Otherwise, the dismissal is deemed unjustified. It should have presented clear and convincing
evidence of imminent economic or business reversals as a form of affirmative defense in the
proceedings before LA or NLRC.
o It is only now that the corporation have belatedly submitted its income tax returns from 1996 to
1999 as proof of alleged continues losses during those years.
o It is already barred from introducing fresh defenses and facts at the appellate stage. These are
questions of fact that must be proven in lower courts. It must now bear the consequence of its
neglect.
o Even if we admit these additional pieces of evidence, the circumstances surround the cessation
of operations reveal the doubtful character of its supposed financial reason.
 The following factors strongly give credence to the contention of MSWU that the real reason behind the
corporation’s shutdown was the formation of their union:
o First, Their claim is belied by their resumption of operations barely a month after the corporation
supposedly folded up.
 They attribute their loss mainly to failure in obtaining an export quota from Garments and
Textile Export Board (GTEB), but the corporation resumed its business without first
obtaining an export quota from the GTEB.
 These export quotas pertain only to business with companies in the US and do not
preclude the corporation from exporting its products to other countries. The business
that corporation engaged in did not depend entirely on exports to the US.
o Second, Statements of Income and Deficit for the years 1996 and 1997 show that at the
beginning of 1996, the corporation had a deficit of P2,474,505. Yet, the closure was effected
only after more than a year from such year-end deficit; that is, in the middle of 1998, shortly
after the formation of the union.
 The evidence show that by the end of 1997, it had a net income of P1,816,397.
 Corporation had not satisfactorily explained why the workers dismissal was effected only
after the formation of MSWU in September 1998. When employees succeeded in
organizing a union, they were all placed on forced leave without any valid notice due to
lack of quota.
o Third, as a condition for rehiring the employees, the union officers were made to sign an
agreement that they would not form any union upon their return to work. This is contrary to law.
o Fourth, notwithstanding a PCE filed by MSWU, the corporation recognized a newly formed
union and hastily signed a CBA.
o Fifth, corporation was not able to prove their allegation that some of the employees contracts
had expired even before the cessation of operations. This is inconsistent with its claim that all
342 employees were paid their separation pay plus accrued benefits in August 1998.
o Sixth, proper written notices were not sent to DOLE and the employees at least one month prior
the effectivity date of termination as required under the LC. The notice to DOLE is mandatory to
enable authorities to ascertain whether the closure and/or dismissals were being done in good
faith and not to evade compliance with obligations to employees.

Does MSWU have the legal personality to maintain a suit against the corporation? YES.
 It filed a PCE, which was granted on appeal. A CE was also held.

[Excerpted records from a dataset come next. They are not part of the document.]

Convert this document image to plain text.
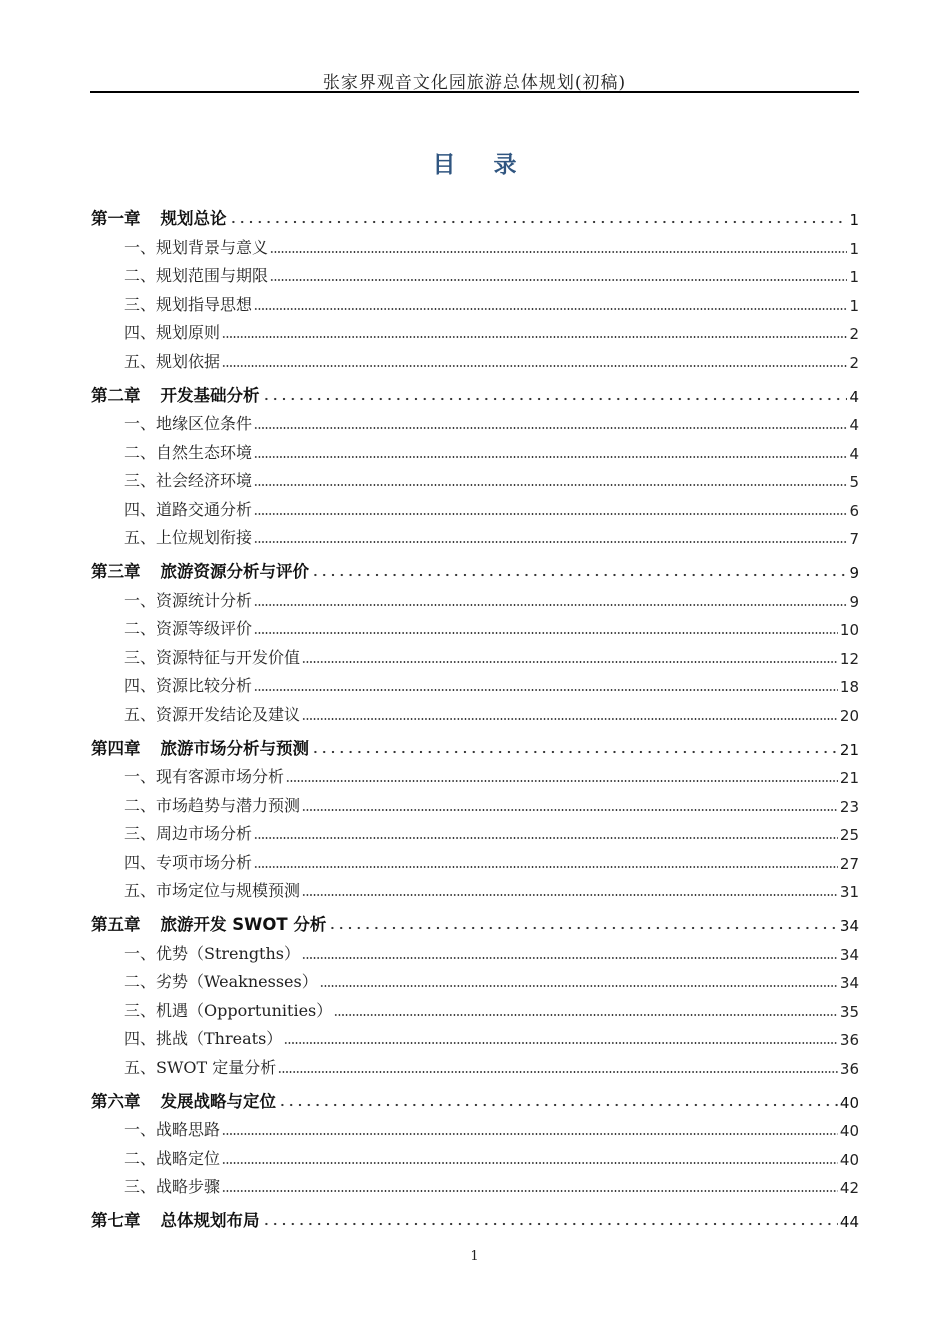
张家界观音文化园旅游总体规划(初稿)
目 录
第一章 规划总论	1
一、规划背景与意义	1
二、规划范围与期限	1
三、规划指导思想	1
四、规划原则	2
五、规划依据	2
第二章 开发基础分析	4
一、地缘区位条件	4
二、自然生态环境	4
三、社会经济环境	5
四、道路交通分析	6
五、上位规划衔接	7
第三章 旅游资源分析与评价	9
一、资源统计分析	9
二、资源等级评价	10
三、资源特征与开发价值	12
四、资源比较分析	18
五、资源开发结论及建议	20
第四章 旅游市场分析与预测	21
一、现有客源市场分析	21
二、市场趋势与潜力预测	23
三、周边市场分析	25
四、专项市场分析	27
五、市场定位与规模预测	31
第五章 旅游开发 SWOT 分析	34
一、优势（Strengths）	34
二、劣势（Weaknesses）	34
三、机遇（Opportunities）	35
四、挑战（Threats）	36
五、SWOT 定量分析	36
第六章 发展战略与定位	40
一、战略思路	40
二、战略定位	40
三、战略步骤	42
第七章 总体规划布局	44
1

DOLE would not have entertained the
petition if the union were not a legitimate labor organization within the meaning of the LC.
o Under the LC, in an unorganized establishment, only a legitimate union may file PCE.
o It is not clear from the record whether MSWU is a legitimate organization, but the Court is not
inclined to believe otherwise, in light of the pro-labor policies enshrined in the Constitution and LC.
o In view of the discriminatory acts committed by the corporation against MSWU prior to the holding
of CE, the results of the elections cannot be said to constitute a repudiation of the affected
employees of the unions right to represent them in the present case.